The spot price of the U.S. natural gas benchmark Henry Hub hit record lows in the first half of 2020 due to mild winter early in the year and depressed demand later on with the pandemic, the Energy Information Administration (EIA) said on Monday.
The average monthly Henry Hub spot price in the first six months of 2020 was $1.81 per million British thermal units (MMBtu). Monthly prices reached as low as $1.63 per MMBtu in June, the lowest monthly inflation-adjusted price since at least 1989, according to EIA estimates.
The monthly average Henry Hub price was less than $2/MMBtu in each month from February through June. Before 2020, the real Henry Hub price had averaged less than $2/MMBtu in just one month—March 2016, the EIA noted.

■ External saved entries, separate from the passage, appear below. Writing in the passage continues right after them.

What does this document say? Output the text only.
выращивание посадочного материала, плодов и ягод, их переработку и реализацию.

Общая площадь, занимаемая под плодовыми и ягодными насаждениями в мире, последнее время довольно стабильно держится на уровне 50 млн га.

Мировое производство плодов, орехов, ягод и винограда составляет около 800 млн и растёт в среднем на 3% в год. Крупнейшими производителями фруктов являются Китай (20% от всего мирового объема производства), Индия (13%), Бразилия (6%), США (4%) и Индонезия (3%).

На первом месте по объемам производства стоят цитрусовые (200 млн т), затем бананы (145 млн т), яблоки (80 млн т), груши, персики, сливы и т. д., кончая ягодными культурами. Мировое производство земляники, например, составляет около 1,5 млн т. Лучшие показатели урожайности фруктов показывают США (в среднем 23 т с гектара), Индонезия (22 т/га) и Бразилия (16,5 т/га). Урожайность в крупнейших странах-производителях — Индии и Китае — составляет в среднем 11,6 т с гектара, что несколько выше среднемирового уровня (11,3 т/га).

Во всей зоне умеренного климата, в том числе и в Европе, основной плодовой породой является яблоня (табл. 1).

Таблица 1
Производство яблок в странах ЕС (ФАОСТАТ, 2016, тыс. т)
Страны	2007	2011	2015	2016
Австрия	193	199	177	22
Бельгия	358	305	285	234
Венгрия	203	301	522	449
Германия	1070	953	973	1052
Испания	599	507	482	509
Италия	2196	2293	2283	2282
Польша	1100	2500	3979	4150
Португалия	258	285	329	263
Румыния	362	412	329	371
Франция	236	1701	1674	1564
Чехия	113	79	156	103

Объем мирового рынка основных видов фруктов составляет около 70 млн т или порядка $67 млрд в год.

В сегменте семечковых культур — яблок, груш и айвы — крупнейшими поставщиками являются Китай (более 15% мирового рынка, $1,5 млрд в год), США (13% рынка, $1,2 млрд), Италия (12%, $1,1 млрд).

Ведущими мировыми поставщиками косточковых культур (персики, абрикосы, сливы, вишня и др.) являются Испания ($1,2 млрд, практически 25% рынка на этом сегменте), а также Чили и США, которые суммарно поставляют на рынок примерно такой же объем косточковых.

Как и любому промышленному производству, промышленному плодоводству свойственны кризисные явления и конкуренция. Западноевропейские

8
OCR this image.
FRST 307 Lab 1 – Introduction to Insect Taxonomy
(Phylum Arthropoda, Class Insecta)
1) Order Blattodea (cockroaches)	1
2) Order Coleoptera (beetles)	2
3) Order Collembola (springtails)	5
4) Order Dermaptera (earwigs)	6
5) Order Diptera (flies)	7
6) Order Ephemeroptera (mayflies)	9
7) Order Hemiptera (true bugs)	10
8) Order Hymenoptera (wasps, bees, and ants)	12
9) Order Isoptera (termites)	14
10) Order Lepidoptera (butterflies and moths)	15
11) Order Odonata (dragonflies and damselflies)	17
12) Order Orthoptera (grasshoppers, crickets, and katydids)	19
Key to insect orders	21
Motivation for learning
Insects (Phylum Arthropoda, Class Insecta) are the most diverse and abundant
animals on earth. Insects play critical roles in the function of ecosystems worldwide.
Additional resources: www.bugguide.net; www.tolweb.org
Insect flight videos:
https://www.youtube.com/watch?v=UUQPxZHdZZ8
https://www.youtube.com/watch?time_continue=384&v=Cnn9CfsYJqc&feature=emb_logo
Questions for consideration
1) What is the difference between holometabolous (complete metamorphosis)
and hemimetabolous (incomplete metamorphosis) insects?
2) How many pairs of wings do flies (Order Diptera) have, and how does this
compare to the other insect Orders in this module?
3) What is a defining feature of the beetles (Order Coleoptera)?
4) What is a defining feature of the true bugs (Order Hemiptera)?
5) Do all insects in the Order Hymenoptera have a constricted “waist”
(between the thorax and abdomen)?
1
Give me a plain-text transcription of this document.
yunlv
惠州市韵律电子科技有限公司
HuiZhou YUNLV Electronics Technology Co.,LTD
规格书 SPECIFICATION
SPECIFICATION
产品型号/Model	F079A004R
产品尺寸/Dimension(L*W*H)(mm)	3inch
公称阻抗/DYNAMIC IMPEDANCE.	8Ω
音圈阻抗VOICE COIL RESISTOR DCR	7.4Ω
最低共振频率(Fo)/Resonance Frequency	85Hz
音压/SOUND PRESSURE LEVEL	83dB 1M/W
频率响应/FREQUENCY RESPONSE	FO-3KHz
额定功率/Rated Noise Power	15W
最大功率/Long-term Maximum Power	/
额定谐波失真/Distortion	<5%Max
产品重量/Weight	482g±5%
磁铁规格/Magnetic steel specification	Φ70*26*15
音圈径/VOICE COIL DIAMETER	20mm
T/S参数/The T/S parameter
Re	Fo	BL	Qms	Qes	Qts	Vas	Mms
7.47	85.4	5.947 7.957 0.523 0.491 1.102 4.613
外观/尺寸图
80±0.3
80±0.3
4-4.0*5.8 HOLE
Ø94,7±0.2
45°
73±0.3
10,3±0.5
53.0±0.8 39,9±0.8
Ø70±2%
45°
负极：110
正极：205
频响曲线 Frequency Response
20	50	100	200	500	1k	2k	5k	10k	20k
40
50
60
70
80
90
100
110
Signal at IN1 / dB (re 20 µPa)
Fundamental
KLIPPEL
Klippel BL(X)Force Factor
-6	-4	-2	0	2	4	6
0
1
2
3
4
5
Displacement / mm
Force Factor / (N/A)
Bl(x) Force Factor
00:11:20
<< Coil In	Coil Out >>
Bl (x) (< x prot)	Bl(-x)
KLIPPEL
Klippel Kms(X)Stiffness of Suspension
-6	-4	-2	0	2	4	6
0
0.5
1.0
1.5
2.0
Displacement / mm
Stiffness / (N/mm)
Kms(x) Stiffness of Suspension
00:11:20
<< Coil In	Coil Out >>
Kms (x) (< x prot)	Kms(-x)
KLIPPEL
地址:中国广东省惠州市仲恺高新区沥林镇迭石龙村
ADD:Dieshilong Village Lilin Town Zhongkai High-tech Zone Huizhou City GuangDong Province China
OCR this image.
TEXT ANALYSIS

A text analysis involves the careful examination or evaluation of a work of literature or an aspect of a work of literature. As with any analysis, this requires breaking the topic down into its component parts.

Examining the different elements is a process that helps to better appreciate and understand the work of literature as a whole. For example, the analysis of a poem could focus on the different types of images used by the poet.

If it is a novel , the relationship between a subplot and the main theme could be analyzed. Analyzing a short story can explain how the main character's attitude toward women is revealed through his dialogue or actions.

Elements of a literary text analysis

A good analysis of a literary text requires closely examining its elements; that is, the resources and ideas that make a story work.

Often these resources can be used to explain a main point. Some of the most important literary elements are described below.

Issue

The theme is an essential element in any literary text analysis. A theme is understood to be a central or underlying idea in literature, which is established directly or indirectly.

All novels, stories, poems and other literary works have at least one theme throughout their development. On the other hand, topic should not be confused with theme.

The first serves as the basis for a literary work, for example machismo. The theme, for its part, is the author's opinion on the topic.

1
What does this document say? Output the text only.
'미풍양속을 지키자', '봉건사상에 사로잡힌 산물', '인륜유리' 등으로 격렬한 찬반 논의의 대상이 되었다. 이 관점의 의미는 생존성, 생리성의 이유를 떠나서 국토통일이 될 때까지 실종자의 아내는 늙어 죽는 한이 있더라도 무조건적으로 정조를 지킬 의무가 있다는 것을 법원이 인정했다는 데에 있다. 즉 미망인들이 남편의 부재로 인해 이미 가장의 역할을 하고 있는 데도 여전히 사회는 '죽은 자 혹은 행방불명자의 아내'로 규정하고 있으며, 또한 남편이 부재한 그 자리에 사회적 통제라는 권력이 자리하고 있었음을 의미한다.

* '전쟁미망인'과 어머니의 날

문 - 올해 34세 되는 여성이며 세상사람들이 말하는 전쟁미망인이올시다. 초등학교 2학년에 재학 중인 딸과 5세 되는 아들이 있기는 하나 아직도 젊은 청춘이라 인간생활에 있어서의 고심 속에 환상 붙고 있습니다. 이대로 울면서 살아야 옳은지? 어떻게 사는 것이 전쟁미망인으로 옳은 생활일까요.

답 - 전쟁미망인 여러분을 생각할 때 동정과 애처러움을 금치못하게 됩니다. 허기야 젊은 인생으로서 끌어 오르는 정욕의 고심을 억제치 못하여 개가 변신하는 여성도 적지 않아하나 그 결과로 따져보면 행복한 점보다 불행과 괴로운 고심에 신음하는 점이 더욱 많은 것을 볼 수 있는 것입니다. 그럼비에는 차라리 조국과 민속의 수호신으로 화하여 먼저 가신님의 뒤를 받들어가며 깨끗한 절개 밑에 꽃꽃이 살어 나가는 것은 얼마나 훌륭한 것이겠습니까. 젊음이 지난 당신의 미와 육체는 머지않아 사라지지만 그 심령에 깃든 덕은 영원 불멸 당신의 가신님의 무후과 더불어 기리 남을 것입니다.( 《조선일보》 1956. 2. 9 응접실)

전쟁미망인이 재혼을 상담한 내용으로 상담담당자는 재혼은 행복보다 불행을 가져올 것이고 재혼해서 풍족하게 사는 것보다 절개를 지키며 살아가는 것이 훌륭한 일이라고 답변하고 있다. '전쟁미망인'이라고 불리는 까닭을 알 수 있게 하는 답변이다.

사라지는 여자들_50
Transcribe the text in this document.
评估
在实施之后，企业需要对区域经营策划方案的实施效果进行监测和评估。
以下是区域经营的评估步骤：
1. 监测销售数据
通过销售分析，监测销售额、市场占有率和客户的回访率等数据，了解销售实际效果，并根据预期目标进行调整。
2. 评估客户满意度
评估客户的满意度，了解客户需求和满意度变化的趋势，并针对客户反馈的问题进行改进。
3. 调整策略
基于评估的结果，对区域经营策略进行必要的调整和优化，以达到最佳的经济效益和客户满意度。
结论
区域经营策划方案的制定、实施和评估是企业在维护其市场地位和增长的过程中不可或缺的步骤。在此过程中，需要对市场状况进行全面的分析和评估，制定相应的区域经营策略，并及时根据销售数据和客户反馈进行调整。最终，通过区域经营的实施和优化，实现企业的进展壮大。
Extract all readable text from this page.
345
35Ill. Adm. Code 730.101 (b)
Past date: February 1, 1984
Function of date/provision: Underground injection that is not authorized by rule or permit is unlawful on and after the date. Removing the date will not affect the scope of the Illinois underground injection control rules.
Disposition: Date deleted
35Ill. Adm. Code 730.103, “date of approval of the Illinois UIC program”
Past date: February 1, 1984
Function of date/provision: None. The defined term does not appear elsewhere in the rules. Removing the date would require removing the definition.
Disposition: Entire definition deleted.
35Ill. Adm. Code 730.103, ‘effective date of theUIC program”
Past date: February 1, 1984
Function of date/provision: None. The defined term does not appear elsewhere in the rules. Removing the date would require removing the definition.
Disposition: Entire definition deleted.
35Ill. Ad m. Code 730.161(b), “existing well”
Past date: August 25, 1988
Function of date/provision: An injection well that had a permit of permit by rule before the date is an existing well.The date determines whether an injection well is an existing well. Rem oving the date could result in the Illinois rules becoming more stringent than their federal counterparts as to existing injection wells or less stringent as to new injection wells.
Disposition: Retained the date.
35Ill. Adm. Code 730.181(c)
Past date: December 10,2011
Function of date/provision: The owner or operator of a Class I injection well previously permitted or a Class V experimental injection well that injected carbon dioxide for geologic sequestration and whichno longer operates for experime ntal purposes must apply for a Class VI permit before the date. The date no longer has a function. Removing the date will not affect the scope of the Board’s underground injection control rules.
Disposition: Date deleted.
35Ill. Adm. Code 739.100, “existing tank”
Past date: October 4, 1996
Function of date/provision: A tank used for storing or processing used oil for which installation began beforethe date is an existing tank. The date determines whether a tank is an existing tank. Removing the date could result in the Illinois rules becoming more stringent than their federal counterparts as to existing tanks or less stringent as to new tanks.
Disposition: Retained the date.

Natural gas prices plunged to a 25-year-low at the end of last month, due to continued weakness in demand.
The milder winter early in 2020 and the economic slowdown due to the measures to contain the coronavirus pandemic resulted in lower demand for natural gas, which depressed natural gas prices.
The relatively high level of natural gas in storage has also depressed prices. Gas inventories have stayed high not only due to weak domestic demand, but also because of depressed demand for liquefied natural gas (LNG) exports out of the U.S. in the first half of 2020, the EIA said.
Historically low natural gas prices from Asia to Europe and lower demand in the pandemic have resulted in U.S. exports of LNG crashing by more than 50 percent this year, the EIA said last month.
In its latest Short-Term Energy Outlook (STEO) from last week, the EIA predicts that prices will begin to recover later in 2020, thanks to rising demand and declining production. The EIA sees the Henry Hub spot price averaging $2.46/MMBtu in Q4 2020, bringing the 2020 annual average to $1.93/MMBtu.
Next year, the Henry Hub price is set to average as much as $3.10/MMBtu, due to continued decline in production, the EIA says.